An dieser Stelle stellt sich die Frage, welches wohl die Motivlage für die Gründung des Ethikrates war, und ob sie gar als eine Reaktion auf staatliches Steuerungsversagen, welches sich auch in einem staatlichen Legitimationsdefizit ausdrücken kann, erfolgte. (vgl. Maintz 1997; S. 186) Diese Frage kann nicht mit letztendlicher Sicherheit beantwortet werden. Letztendlich verfügt die Regierung über ausreichend Kompetenzen und Machtmittel, um ihren Standpunkt zu ethischen Grenzfragen bei der Gesetzgebung durchzusetzen, und das Thema Ethik scheint in der deutschen Öffentlichkeit aktuell nicht übermäßig brisant. Trotzdem könnte die Gründung des Ethikrates ein Versuch sein, einem sich bereits absehbaren Steuerungsproblem zu begegnen.

Aus diesem Blickwinkel könnte der Ethikrat in gewisser Weise, wenn schon nicht als direktes Steuerungsinstrument, so doch als ein der gesellschaftlichen Orientierung dienendes, richtungsweisendes Gremium, gesehen werden.
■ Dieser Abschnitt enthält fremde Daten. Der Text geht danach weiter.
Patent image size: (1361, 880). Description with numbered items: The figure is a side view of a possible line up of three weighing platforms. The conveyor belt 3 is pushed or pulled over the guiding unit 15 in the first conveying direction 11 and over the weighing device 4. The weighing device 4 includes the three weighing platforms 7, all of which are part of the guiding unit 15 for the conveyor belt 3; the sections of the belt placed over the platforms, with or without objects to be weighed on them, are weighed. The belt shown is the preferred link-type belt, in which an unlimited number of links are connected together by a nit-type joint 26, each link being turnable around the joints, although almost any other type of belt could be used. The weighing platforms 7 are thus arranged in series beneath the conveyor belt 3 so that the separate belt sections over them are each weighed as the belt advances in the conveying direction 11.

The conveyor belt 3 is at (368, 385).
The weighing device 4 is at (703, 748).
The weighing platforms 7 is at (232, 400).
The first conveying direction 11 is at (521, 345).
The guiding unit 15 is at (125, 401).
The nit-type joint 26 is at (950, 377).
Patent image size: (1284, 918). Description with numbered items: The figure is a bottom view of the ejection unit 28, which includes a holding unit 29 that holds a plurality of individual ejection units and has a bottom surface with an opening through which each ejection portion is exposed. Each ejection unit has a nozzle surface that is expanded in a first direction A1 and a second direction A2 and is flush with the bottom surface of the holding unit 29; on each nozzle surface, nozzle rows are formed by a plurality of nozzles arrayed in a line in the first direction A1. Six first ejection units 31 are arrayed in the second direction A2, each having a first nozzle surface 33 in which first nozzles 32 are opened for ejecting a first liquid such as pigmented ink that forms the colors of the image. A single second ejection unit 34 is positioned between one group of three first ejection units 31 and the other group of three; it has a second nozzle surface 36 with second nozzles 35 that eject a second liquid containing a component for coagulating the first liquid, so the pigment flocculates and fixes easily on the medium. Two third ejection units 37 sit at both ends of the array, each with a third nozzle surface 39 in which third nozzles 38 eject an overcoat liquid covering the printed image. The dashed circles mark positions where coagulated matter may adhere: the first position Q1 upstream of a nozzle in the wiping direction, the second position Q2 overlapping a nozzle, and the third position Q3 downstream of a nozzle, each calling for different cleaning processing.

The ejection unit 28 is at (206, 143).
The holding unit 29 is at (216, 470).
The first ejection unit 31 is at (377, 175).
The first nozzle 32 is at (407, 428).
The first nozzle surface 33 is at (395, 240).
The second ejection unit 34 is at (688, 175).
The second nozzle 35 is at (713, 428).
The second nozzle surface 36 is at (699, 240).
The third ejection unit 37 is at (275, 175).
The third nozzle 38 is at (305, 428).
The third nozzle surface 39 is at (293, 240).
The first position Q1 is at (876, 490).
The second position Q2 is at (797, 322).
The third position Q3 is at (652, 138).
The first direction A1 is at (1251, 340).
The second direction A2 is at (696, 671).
Dies nicht zu dem Zwecke, um Steuerungskompetenzen abzugeben oder auszulagern, sondern eher, um das aufkeimende Legitimationsdefizit, das sich insbesondere bei der Behandlung von überaus polar beurteilten Fragen ergibt, abzufedern. Durch die Einrichtung des Ethikrates soll letztendlich eine Autorität in Sachen ethischer Fragen geschaffen werden, die fähig ist, sich konträr gegenüberstehende Parteien zur Akzeptanz einer einheitlichen Position zu bringen.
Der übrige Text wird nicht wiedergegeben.